For the most part, the GOP appears to be getting its wish. The administration is still asking the courts to do what Republican policymakers could not -- a dangerous gambit, to be sure -- but in a trio of tweets last night, Trump retreated from the legislative fight. Part of the series read:

"The Republicans are developing a really great HealthCare Plan with far lower premiums (cost) & deductibles than ObamaCare. In other words it will be far less expensive & much more usable than ObamaCare."Vote will be taken right after the Election when Republicans hold the Senate & win back the House. It will be truly great HealthCare...."

There was a fair amount of palaver before and after this, but these eight words were the important part: "Vote will be taken right after the Election."

After picking a misguided fight, the president just punted the debate over health care -- until 2021.
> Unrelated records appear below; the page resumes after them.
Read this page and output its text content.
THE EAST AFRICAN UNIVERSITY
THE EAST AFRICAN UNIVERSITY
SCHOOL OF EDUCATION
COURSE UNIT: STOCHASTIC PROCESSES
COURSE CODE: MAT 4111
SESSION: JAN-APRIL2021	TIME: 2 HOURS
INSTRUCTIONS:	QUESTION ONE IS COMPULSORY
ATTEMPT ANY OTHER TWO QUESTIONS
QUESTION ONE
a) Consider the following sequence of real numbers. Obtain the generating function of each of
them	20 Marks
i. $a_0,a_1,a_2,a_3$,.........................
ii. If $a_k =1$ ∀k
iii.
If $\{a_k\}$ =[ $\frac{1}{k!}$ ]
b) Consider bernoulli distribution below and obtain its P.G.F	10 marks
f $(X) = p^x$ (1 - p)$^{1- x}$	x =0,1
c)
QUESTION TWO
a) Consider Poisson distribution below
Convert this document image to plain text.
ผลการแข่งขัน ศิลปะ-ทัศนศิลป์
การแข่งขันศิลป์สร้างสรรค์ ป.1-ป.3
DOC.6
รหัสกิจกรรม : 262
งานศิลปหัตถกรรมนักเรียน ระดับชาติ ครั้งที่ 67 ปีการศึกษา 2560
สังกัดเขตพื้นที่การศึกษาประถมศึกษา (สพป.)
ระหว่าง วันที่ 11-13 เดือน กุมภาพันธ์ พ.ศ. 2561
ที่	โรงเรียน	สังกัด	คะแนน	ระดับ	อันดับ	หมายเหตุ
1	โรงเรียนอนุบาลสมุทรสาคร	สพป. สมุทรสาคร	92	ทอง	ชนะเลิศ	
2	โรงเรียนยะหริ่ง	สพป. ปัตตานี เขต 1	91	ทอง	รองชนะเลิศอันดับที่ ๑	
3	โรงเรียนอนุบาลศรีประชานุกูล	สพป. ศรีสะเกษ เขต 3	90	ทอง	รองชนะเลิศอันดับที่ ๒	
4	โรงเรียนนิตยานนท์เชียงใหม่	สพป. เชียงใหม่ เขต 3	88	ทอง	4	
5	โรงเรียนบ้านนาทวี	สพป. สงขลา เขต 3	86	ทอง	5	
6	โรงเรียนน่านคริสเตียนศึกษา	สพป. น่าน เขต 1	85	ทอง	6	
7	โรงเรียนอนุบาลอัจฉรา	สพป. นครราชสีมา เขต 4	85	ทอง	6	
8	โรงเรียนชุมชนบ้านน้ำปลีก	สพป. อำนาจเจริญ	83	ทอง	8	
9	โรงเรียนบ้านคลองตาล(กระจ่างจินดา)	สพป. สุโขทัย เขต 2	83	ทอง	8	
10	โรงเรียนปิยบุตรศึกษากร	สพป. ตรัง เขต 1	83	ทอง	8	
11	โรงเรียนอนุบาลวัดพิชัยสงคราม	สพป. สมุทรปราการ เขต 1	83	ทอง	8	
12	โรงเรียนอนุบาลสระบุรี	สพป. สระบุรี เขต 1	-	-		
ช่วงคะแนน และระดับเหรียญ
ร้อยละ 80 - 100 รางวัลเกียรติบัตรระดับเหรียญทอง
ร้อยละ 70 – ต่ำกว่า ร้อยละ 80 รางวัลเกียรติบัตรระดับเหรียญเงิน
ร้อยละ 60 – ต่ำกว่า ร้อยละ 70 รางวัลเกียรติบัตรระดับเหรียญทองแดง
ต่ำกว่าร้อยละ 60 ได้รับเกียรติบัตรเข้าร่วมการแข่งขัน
Of course, in Trump's vision, he'll not only be re-elected next year, Americans will also elect a Republican-led House and Senate, at which point GOP policymakers, who failed spectacularly to advance a health care plan the last time they controlled all of the levers of federal power, will be only too pleased to approve a health care law that is both "really great" and "truly great."

Why GOP officials couldn't do this in 2017 or 2018 is unclear, but evidently, Trump wants the public to take his word for it.

The presidential retreat will no doubt delight congressional Republicans who wanted nothing to do with this fight, but it is a bit jarring given what we heard from White House officials literally the day before Trump's change of heart. On Sunday morning, acting White House Chief of Staff Mick Mulvaney made a series of dubious commitments, for example, about how the non-existent Republican plan would work.

Kellyanne Conway insisted, "There is a plan," adding that the GOP's blueprint is "manifold."

For those of us eager to see this glorious and not-at-all-made-up proposal, we apparently will only have to wait another 19 months. Republicans have been trying -- and failing -- to come up with an ACA alternative for a decade; what's another two years?